The Matter with “Critical Audit Matters”
This is a guest post by Ms Mohini Singh, ACA, Director Financial Reporting Policy at CFA Institute.
Beginning in 2019 in the United States, certain public companies’ audit reports began to contain new information — critical audit matters, commonly referred to as CAMs. A CAM is any matter arising from the audit of a company’s financial statements that meets all of the following criteria:
- a matter that was communicated or is required to be communicated to the audit committee;
- a matter that relates to accounts or disclosures that are material to the financial statements; and
- a matter that involved especially challenging, subjective, or complex auditor judgment.
Critical audit matters are intended to provide tailored information specific to the audit — from the auditor’s point of view — on matters that require especially challenging, subjective, or complex auditor judgment.
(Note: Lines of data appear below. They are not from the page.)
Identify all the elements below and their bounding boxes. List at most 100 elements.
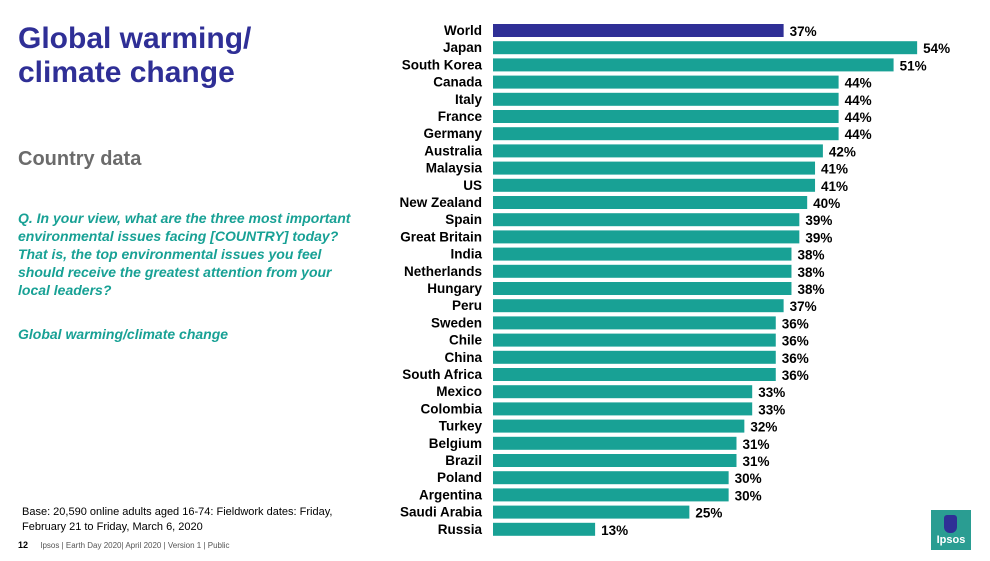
- slide-subtitle: Country data: [18, 148, 142, 170]
- base-note: Base: 20,590 online adults aged 16-74: F…: [22, 506, 333, 533]
- bar: [493, 471, 729, 485]
- category-label: France: [438, 109, 483, 124]
- value-label: 33%: [758, 402, 785, 417]
- bar: [493, 144, 823, 158]
- page-number: 12: [18, 540, 29, 550]
- category-label: Poland: [437, 470, 482, 485]
- bar: [493, 368, 776, 381]
- category-label: Belgium: [429, 436, 482, 451]
- value-label: 39%: [805, 213, 832, 228]
- category-label: US: [463, 178, 482, 193]
- category-label: Colombia: [420, 401, 482, 416]
- category-label: South Africa: [402, 367, 482, 382]
- value-label: 51%: [900, 58, 927, 73]
- bar: [493, 247, 792, 261]
- value-label: 36%: [782, 334, 809, 349]
- value-label: 32%: [750, 420, 777, 435]
- category-label: Mexico: [436, 384, 482, 399]
- value-label: 42%: [829, 144, 856, 159]
- bar: [493, 161, 816, 175]
- category-label: Great Britain: [400, 229, 482, 244]
- bar: [493, 41, 918, 55]
- logo-text: Ipsos: [936, 534, 966, 546]
- survey-question: Q. In your view, what are the three most…: [18, 210, 351, 298]
- value-label: 44%: [845, 110, 872, 125]
- value-label: 41%: [821, 179, 848, 194]
- value-label: 37%: [790, 299, 817, 314]
- value-label: 31%: [742, 454, 769, 469]
- value-label: 13%: [601, 523, 628, 538]
- value-label: 44%: [845, 76, 872, 91]
- value-label: 37%: [790, 24, 817, 39]
- value-label: 38%: [797, 265, 824, 280]
- ipsos-logo: Ipsos: [931, 510, 971, 550]
- bar: [493, 505, 690, 519]
- bar: [493, 333, 776, 347]
- value-label: 33%: [758, 385, 785, 400]
- category-label: South Korea: [402, 57, 483, 72]
- footer: 12 Ipsos | Earth Day 2020| April 2020 | …: [18, 540, 230, 550]
- value-label: 36%: [782, 351, 809, 366]
- bar: [493, 488, 729, 502]
- value-label: 41%: [821, 162, 848, 177]
- bar: [493, 299, 784, 313]
- bar: [493, 196, 808, 209]
- category-label: Spain: [445, 212, 482, 227]
- value-label: 36%: [782, 316, 809, 331]
- category-label: Netherlands: [404, 264, 482, 279]
- bar: [493, 110, 839, 123]
- category-label: New Zealand: [399, 195, 482, 210]
- category-label: Germany: [423, 126, 482, 141]
- bar: [493, 454, 737, 467]
- value-label: 44%: [845, 93, 872, 108]
- category-label: Malaysia: [426, 161, 483, 176]
- bar: [493, 385, 753, 399]
- bar: [493, 58, 894, 72]
- bar: [493, 419, 745, 433]
- value-label: 54%: [923, 41, 950, 56]
- value-label: 38%: [797, 282, 824, 297]
- bar: [493, 178, 816, 192]
- bar: [493, 522, 596, 536]
- category-label: Italy: [455, 92, 483, 107]
- bar: [493, 316, 776, 330]
- bar: [493, 75, 839, 89]
- category-label: Argentina: [419, 487, 482, 502]
- bar: [493, 24, 784, 37]
- bar: [493, 402, 753, 416]
- category-label: Canada: [433, 75, 482, 90]
- slide-title: Global warming/ climate change: [18, 22, 252, 89]
- category-label: World: [444, 23, 482, 38]
- logo-glyph-icon: [944, 515, 957, 533]
- bar: [493, 92, 839, 106]
- bar: [493, 264, 792, 278]
- value-label: 31%: [742, 437, 769, 452]
- bar: [493, 230, 800, 244]
- bar-chart: World 37% Japan 54% South Korea 51% Canada 44% I…: [399, 23, 950, 538]
- value-label: 38%: [797, 248, 824, 263]
- category-label: Russia: [438, 522, 483, 537]
- category-label: Turkey: [439, 419, 483, 434]
- category-label: Australia: [424, 143, 482, 158]
- value-label: 36%: [782, 368, 809, 383]
- value-label: 44%: [845, 127, 872, 142]
- topic-label: Global warming/climate change: [18, 326, 229, 342]
- value-label: 39%: [805, 230, 832, 245]
- category-label: Brazil: [445, 453, 482, 468]
- bar: [493, 282, 792, 295]
- category-label: Sweden: [431, 315, 482, 330]
- value-label: 30%: [735, 471, 762, 486]
- footer-text: Ipsos | Earth Day 2020| April 2020 | Ver…: [40, 541, 230, 550]
- bar: [493, 213, 800, 227]
- category-label: Saudi Arabia: [400, 505, 483, 520]
- value-label: 40%: [813, 196, 840, 211]
- category-label: China: [444, 350, 482, 365]
- bar: [493, 127, 839, 141]
- category-label: Chile: [449, 333, 482, 348]
- value-label: 25%: [695, 506, 722, 521]
- category-label: Japan: [443, 40, 482, 55]
- category-label: Hungary: [427, 281, 482, 296]
- category-label: Peru: [452, 298, 482, 313]
- bar: [493, 436, 737, 450]
- category-label: India: [450, 247, 482, 262]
This change makes audit reports vastly more useful by providing context around accounting data. Specifically, it places investors in the boardroom or as close as they can get. If a matter concerning say, revenue recognition or reserves or impairments, among a myriad of other items, is issued without what amounts to an asterisk, investors have vastly diminished ability to understand that the matter is, well, critical, and to take a closer look, and deploy their own assumptions.
The provision of CAMS are extremely useful for investors and means that the audit report is often the first place that investors and analysts will now turn once they understand the numbers in an annual financial report.
That said, the new requirement leaves room for improvement Specifically, CAMs are not tagged. Requiring their disclosure with Inline XBRL would make CAMS significantly more useful to a wider group of investors perhaps? As the utility of CAM disclosures are fully realized, I am hopeful that reforms to the process will follow.
PCAOB Investor Resource provides investors with information regarding changes to the auditor’s report, answers to frequently asked questions about CAMs, and includes details about the implementation of the standard. It also explains the difference between CAMs and Key Audit Matters as required by the International Auditing and Assurance Standards Board.